The changing character of transfer pricing becomes visible in the work at OECD -- on business restructurings, on permanent establishment taxation, and on intangibles, currently under discussion. It is also reflected in disputes and case law the world over, and in the claims of emerging economies. The recent publication of the UN Transfer Pricing Manual illustrates the broad scope of concern in advanced and advancing countries alike.

Concepts that are the key references in transfer pricing going forward are value and value creation, with identification of the respective contributions thereto of group entities concerned, and comparability and bargaining analysis as essential links between value creation and the allocation of profits to geographies for taxation purposes.

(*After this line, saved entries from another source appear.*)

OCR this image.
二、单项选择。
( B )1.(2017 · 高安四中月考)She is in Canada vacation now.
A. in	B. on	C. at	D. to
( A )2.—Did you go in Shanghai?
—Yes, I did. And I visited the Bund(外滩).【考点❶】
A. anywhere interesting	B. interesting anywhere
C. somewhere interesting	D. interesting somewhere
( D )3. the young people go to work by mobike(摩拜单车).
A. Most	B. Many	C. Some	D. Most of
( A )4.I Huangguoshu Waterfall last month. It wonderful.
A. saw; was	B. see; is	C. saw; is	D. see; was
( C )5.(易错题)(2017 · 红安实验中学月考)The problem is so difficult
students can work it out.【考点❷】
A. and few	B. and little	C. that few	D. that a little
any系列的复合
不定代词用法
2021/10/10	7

The shift of focus in transfer pricing is from local entities, as such, to the role and place of these entities in the total corporate value chain. This shift is demanding more intense compliance activity from business, in terms both of deeper analytical justification of transfer pricing policies and more meaningful and transparent documentation. It requires the deployment of a new analytical tool set and, understandably, meets considerable resistance from business. The climate, however, in which transfer pricing compliance has been discussed to date, has changed dramatically as a consequence of the BEPS Action Plan, made public last July by the G20. This plan that confronts practices from multinationals perceived as base erosion and profit shifting has created a sense of urgency and a call for potentially radical new paradigms that were seen as too demanding heretofore.

Over the years, experts from NERA's Global Transfer Pricing Practice have published numerous articles on these themes. Several of the articles have been collected in book publications issued in 2007 and 2009. At this moment of shifting practices in transfer pricing, we have looked into more recent publications of NERA authors on the themes that define transfer pricing now. The selection that we offer you here contains the following.

A first set of articles has "intangibles" as their shared focus. NERA's recent comments to OECD in respect of the new draft for the Intangibles Chapter in the OECD TP Guidelines confirm the essence of value creation and value chain analysis as the relevant analytical framework and indicate the need to upgrade the Chapters on functional and comparability analysis. Further perspectives are given in different articles on value and valuation of intangibles in circumstances of high uncertainty and on the basic features of bargaining analysis. 

The second set of articles is built up around the theme of "comparability" in challenging situations. Both the perspective of emerging economies and the effect of fluctuations in the economic climate are being looked at in more detail. Where it is of immediate interest in relation to emerging and developing economies, the subject of Location Specific Advantages (LSA) potentially presents an important tool in the attribution of income among developed countries as well. The NERA articles concerned are often cited as classics already.